The general industry standard practice is on metered services, all data nomatter where it was sent to or from, or what kind of data it is, counts towards your allowance. There are variations by time of day or direction, but not type or destination. So yes, it is conceivably possible though highly unlikely.

As I said, the average home user's ADSL connection will have a dynamic IP, and presented with a slow/non functional connection most will simply reboot their router. This will get a new IP, and therefore thwart the (d)DOS attack within seconds, likely without even knowing about it; so the potential for long-term damage is very low.

Onto the side note of carrier NATs - it doesn't differ much from a domestic NAT other than it is done by the ISP using carrier grade equipment - i.e. software and hardware that can handle much higher connection rates and have enterprise features such as redundancy, load balancing and fail-over. Other than that, while a domestic NAT will allow the user to set port forwards, most ISP's NATs will not, so only outbound connections are possible.

Finally for Virgin Media. Your categorical statement is categorically wrong. They do not have clear definitions of excessive use, and have admitted so in the past. What you are referring to is their "heavy user" STM policy, which is completely separate from their excessive use FUP. The heavy user STM will reduce your speed to 25/50% when you exceed a set threshold (it has never been 20%), the excessive use policy will result in your disconnection when exceeding a variable and undisclosed threshold.
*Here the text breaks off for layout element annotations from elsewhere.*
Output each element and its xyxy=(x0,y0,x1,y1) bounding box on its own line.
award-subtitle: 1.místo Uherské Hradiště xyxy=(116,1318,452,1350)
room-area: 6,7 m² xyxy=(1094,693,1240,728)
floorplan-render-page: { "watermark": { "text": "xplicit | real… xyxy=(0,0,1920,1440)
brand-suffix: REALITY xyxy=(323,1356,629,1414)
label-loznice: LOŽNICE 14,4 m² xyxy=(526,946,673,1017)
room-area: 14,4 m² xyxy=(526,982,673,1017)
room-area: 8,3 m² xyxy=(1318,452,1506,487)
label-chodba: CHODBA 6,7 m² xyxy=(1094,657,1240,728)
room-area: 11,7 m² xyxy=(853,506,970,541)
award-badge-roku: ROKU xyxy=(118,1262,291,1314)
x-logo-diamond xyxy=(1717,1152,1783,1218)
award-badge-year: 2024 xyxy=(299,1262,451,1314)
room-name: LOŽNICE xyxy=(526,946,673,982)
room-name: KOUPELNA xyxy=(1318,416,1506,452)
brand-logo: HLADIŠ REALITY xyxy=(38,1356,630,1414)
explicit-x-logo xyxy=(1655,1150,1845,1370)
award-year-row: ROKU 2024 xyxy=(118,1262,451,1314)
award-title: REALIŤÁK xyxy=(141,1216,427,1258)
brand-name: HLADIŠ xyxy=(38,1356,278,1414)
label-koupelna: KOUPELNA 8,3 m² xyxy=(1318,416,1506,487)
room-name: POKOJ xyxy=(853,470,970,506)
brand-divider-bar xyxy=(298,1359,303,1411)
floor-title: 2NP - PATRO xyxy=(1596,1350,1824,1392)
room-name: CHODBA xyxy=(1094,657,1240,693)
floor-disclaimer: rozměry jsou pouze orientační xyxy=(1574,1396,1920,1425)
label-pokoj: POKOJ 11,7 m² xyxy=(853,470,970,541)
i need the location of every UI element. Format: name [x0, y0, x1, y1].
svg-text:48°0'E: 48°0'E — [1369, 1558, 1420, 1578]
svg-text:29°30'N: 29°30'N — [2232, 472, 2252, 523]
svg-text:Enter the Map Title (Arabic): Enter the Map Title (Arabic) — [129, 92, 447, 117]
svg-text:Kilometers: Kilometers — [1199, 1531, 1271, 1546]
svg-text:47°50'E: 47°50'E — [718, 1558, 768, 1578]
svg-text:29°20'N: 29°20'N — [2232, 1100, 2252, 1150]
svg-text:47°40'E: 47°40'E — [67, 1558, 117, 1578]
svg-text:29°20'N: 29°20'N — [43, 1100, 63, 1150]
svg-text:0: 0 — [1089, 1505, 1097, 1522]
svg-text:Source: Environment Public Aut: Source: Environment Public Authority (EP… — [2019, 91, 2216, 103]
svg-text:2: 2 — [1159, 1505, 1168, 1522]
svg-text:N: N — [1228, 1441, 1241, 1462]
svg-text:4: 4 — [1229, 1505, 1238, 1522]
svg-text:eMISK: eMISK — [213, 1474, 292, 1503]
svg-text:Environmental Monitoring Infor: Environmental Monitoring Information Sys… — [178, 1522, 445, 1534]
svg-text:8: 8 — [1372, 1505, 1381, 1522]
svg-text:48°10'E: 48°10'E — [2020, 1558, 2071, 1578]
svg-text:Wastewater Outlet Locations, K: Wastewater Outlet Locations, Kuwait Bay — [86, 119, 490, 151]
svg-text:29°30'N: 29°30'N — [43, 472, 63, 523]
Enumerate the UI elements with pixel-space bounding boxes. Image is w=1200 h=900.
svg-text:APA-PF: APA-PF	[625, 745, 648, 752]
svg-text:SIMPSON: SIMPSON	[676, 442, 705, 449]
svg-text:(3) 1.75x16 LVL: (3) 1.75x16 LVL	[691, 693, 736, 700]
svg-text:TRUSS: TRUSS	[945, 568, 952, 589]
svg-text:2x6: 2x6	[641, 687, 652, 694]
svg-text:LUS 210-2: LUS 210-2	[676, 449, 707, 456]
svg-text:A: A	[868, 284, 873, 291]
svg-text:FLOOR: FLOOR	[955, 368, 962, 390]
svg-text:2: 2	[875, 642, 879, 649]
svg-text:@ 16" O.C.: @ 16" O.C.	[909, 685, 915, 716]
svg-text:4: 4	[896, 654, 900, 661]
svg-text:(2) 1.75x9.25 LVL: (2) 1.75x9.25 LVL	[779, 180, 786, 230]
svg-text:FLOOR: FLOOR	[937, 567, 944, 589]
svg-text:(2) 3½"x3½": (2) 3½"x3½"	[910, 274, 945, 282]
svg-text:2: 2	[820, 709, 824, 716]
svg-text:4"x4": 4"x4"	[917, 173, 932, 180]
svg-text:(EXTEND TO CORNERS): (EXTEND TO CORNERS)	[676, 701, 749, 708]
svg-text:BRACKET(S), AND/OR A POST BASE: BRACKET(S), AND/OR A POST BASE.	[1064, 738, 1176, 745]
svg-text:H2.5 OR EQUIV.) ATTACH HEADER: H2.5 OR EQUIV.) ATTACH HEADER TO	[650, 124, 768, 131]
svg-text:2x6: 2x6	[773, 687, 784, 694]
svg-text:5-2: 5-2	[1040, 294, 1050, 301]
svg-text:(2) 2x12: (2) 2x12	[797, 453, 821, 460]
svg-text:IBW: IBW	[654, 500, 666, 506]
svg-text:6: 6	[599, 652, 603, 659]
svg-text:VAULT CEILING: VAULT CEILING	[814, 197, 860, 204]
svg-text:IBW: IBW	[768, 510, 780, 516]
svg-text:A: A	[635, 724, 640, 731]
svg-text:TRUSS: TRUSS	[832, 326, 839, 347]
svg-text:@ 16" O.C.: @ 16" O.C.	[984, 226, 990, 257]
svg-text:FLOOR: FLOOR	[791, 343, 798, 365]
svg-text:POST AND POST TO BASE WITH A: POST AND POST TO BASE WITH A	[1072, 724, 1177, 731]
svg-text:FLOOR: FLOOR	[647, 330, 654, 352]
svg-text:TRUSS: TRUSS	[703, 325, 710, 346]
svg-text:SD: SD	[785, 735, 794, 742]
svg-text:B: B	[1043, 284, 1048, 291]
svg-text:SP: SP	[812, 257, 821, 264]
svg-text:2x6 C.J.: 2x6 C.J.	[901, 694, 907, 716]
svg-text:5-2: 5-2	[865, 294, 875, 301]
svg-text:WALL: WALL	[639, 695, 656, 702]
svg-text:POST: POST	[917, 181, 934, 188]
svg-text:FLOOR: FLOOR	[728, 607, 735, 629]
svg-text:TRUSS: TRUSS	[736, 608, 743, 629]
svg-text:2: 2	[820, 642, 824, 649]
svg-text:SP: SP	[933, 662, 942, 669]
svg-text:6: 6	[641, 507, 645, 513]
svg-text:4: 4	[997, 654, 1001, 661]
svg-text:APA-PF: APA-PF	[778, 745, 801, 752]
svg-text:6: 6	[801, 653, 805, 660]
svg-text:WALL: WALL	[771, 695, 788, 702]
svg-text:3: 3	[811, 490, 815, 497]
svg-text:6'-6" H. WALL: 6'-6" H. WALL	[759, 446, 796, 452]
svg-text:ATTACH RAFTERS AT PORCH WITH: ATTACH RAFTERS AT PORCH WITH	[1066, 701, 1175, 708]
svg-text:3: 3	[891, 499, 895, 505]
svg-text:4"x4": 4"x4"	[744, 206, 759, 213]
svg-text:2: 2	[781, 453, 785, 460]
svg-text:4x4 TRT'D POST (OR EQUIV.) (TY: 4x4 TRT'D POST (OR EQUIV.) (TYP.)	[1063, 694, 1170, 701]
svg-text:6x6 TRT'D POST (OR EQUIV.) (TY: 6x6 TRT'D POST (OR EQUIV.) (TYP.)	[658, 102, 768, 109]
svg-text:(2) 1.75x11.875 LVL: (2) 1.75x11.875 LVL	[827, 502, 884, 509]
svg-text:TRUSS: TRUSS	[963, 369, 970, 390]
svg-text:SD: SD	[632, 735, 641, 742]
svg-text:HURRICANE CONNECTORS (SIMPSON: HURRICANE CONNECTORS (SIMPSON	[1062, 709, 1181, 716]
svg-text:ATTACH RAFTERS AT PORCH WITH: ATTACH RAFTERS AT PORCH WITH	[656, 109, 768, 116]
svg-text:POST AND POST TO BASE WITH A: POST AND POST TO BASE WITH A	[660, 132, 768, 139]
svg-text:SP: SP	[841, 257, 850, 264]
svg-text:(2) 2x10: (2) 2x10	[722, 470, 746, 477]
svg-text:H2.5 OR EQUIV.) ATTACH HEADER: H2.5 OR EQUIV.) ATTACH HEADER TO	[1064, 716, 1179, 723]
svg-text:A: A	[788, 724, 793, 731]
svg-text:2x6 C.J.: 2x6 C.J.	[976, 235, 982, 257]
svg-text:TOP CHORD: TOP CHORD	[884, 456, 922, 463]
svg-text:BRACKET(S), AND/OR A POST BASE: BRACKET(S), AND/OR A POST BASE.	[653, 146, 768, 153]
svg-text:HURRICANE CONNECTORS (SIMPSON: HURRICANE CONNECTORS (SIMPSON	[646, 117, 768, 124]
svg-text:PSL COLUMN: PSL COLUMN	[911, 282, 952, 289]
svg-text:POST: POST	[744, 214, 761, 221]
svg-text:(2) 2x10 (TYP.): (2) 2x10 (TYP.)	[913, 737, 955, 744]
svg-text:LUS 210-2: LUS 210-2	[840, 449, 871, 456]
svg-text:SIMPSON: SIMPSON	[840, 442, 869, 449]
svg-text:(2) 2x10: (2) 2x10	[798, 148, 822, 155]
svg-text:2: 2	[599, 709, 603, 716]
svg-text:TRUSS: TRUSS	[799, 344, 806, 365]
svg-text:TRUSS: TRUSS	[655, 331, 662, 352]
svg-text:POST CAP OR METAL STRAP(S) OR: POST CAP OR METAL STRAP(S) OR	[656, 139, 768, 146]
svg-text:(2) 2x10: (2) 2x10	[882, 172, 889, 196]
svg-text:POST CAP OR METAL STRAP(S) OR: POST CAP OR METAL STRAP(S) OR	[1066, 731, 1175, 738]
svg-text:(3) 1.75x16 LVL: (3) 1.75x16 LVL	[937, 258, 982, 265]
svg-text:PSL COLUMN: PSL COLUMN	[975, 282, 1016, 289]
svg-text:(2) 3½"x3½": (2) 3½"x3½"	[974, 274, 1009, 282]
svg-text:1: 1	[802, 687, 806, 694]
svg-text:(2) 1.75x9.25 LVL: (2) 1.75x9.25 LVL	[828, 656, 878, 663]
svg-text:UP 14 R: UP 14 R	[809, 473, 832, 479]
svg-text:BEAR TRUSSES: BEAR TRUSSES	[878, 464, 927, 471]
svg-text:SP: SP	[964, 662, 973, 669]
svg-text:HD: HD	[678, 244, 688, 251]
While it is true that the vast majority of ISPs can only give you a single total of data usage without any details of what was requested or from where, I contend the equipment they have in place is easily capable of reporting the latter but the functionality is not often used. For the same reason ISPs are resisting demands to make the same data available to the government, it is highly costly and economically unviable to proactively monitor every user's data usage to this level of detail just in case of the extremely unlikely possibly they might get DDoS'd.